In a paper titled Multi-CBDC arrangements and the future of cross-border payments, the Bank for International Settlements (BIS) looks at three models for so-called multi-CBDC (mCBDC) arrangements for cross-border payments and systems interoperability, highlighting the work the organization has undertaken on the topic.
For the years 2021 and 2022, mCBDC will be one of the main areas of focus for the BIS Innovation Hub, the organization’s innovation arm.
The so-called mCBDC Bridge initiative seeks to explore proofs-of-concept (PoCs) to link wholesale CBDC in different currencies to allow international transfers. It will use distributed ledger technology (DLT) to facilitate real-time cross-border transactions and intends to build a corridor network prototype that would support CBDCs of other central banks.
Built on the experience of Inthanon-LionRock, a project of the Hong Kong Monetary Authority and the Bank of Thailand, it’s currently being undertaken by the team at the BIS Innovation Hub’s Hong Kong center.
With central banks around the world ramping up CBDC efforts, the BIS says the question of interoperability and linkage of national systems is critical.
“Any central bank issuing a CBDC will do so in pursuit of its domestic mandate and public policy objectives,” the paper reads. “Yet as the globalization of economic activity continues, a broader horizon will be needed.”
In its latest paper, the organization outlines three main approaches to cross-border CBDCs.
The first model involves making CBDC systems compatible from the get-go. However, setting common technical standards, aligning legal frameworks, and coordinating participants to move to these standards, could take years.
The second model involves linking CBDC systems. This would require the introduction of either a shared technical interface between domestic systems, or a common clearing mechanism.
Finally, the third model involves creating a system for multiple CBDCs. Such system would offer the same improvements as interlinking systems but with additional integration.
Over the past four years, the share of central banks actively engaging in some form of CBDC work grew by about one third and now stands at 86%, according to BIS’ latest survey of central banks.
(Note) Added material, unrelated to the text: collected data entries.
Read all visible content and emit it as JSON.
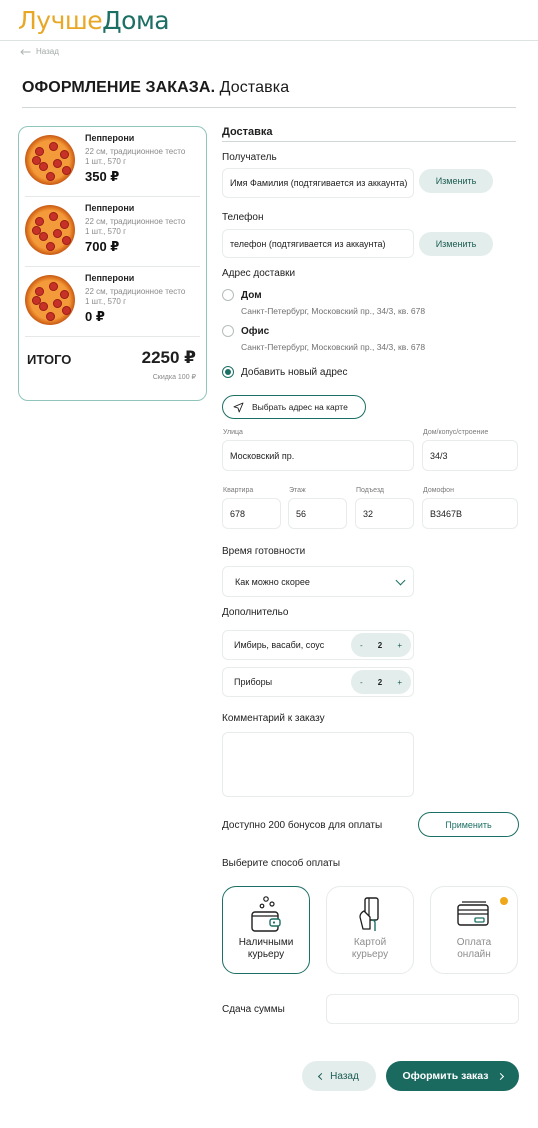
{
  "header": {
    "logo_part1": "Лучше",
    "logo_part2": "Дома",
    "back_link": "Назад",
    "page_title_bold": "ОФОРМЛЕНИЕ ЗАКАЗА.",
    "page_title_rest": " Доставка"
  },
  "cart": {
    "items": [
      {
        "name": "Пепперони",
        "desc_line1": "22 см, традиционное тесто",
        "desc_line2": "1 шт., 570 г",
        "price": "350 ₽"
      },
      {
        "name": "Пепперони",
        "desc_line1": "22 см, традиционное тесто",
        "desc_line2": "1 шт., 570 г",
        "price": "700 ₽"
      },
      {
        "name": "Пепперони",
        "desc_line1": "22 см, традиционное тесто",
        "desc_line2": "1 шт., 570 г",
        "price": "0 ₽"
      }
    ],
    "total_label": "ИТОГО",
    "total_value": "2250 ₽",
    "discount": "Скидка 100 ₽"
  },
  "form": {
    "section_title": "Доставка",
    "recipient_label": "Получатель",
    "recipient_value": "Имя Фамилия (подтягивается из аккаунта)",
    "change_label": "Изменить",
    "phone_label": "Телефон",
    "phone_value": "телефон (подтягивается из аккаунта)",
    "address_label": "Адрес доставки",
    "address_options": [
      {
        "title": "Дом",
        "address": "Санкт-Петербург, Московский пр., 34/3, кв. 678",
        "selected": false
      },
      {
        "title": "Офис",
        "address": "Санкт-Петербург, Московский пр., 34/3, кв. 678",
        "selected": false
      },
      {
        "title": "Добавить новый адрес",
        "address": "",
        "selected": true
      }
    ],
    "map_button": "Выбрать адрес на карте",
    "street_label": "Улица",
    "street_value": "Московский пр.",
    "house_label": "Дом/копус/строение",
    "house_value": "34/3",
    "apartment_label": "Квартира",
    "apartment_value": "678",
    "floor_label": "Этаж",
    "floor_value": "56",
    "entrance_label": "Подъезд",
    "entrance_value": "32",
    "intercom_label": "Домофон",
    "intercom_value": "В3467В",
    "ready_time_label": "Время готовности",
    "ready_time_value": "Как можно скорее",
    "extra_label": "Дополнительо",
    "extras": [
      {
        "name": "Имбирь, васаби, соус",
        "minus": "-",
        "qty": "2",
        "plus": "+"
      },
      {
        "name": "Приборы",
        "minus": "-",
        "qty": "2",
        "plus": "+"
      }
    ],
    "comment_label": "Комментарий к заказу",
    "bonus_text": "Доступно 200 бонусов для оплаты",
    "apply_label": "Применить",
    "payment_label": "Выберите способ оплаты",
    "payment_methods": [
      {
        "line1": "Наличными",
        "line2": "курьеру",
        "selected": true
      },
      {
        "line1": "Картой",
        "line2": "курьеру",
        "selected": false
      },
      {
        "line1": "Оплата",
        "line2": "онлайн",
        "selected": false
      }
    ],
    "change_sum_label": "Сдача суммы",
    "back_button": "Назад",
    "submit_button": "Оформить заказ"
  },
  "colors": {
    "brand_green": "#1c6f64",
    "brand_yellow": "#e8a826",
    "light_green_button": "#e3eeec",
    "badge_orange": "#f0a81b"
  },
  "icons": [
    "arrow-left-icon",
    "pizza-image",
    "navigation-arrow-icon",
    "chevron-down-icon",
    "cash-wallet-icon",
    "card-hand-icon",
    "card-online-icon",
    "chevron-right-icon"
  ]
}
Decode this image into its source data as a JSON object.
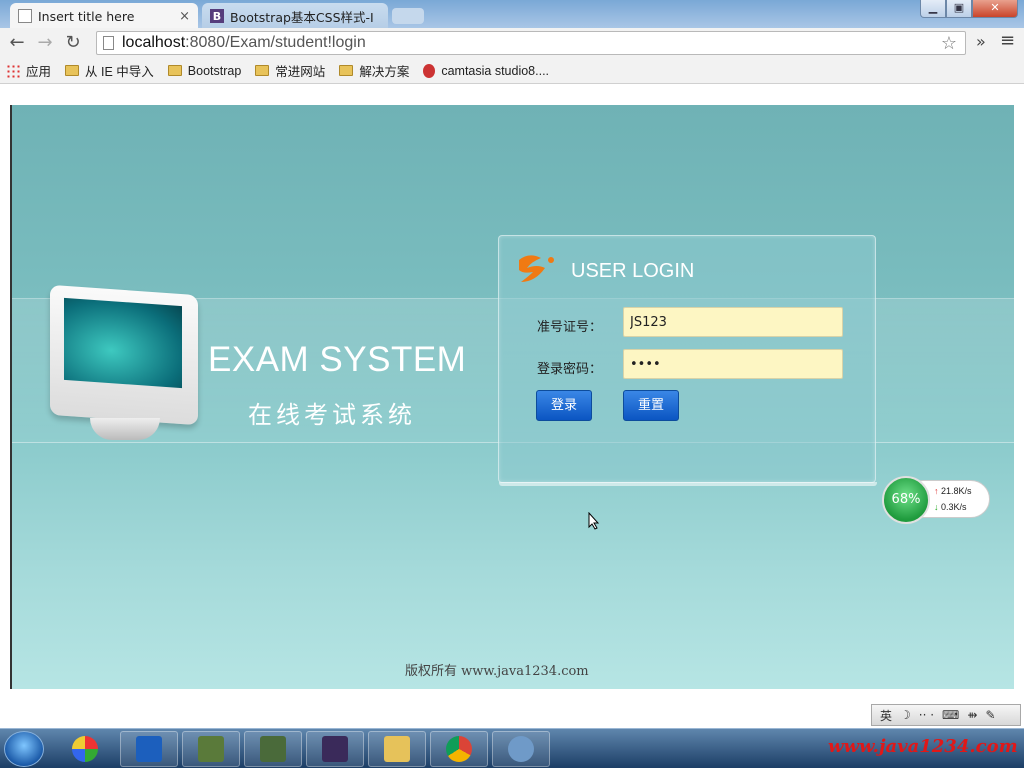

In particular, work related to retail CBDCs is gaining in relative popularity with central banks either looking at both wholesale and retail CBDCs, or retail CBDC only.
CBDC initiatives are now rapidly moving into more advanced stages of development. About 60% of central banks are conducting experiments or PoCs, while 14% are moving forward to development and pilot arrangements.
To date, the Central Bank of the Bahamas is the only central bank in the world to have issued a CBDC.
Last week, China proposed a set of global rules for CBDCs. The new proposals were laid out at a BIS seminar and include rules on how CBDCs should be used around the world, privacy issues such as monitoring and information sharing, and more.
During the seminar, Mu Changchun, the director-general of the People’s Bank of China (PBOC)’s digital currency institute, said that “interoperability should be enabled between CBDC systems of different jurisdictions and exchange,” and that “information flow and fund flows should be synchronized so as to facilitate regulators to monitor the transactions for compliance.”
PBOC is aiming to become the first major central bank to issue a CBDC. In Europe, the European Central Bank (ECB) is also exploring the introduction of a digital euro within the next five years. Concerned about privacy issues, the ECB is looking into the possibility to introduce so-called “anonymity vouchers,” which would allow users to privately transfer a limited amount of digital currency over a defined period of time.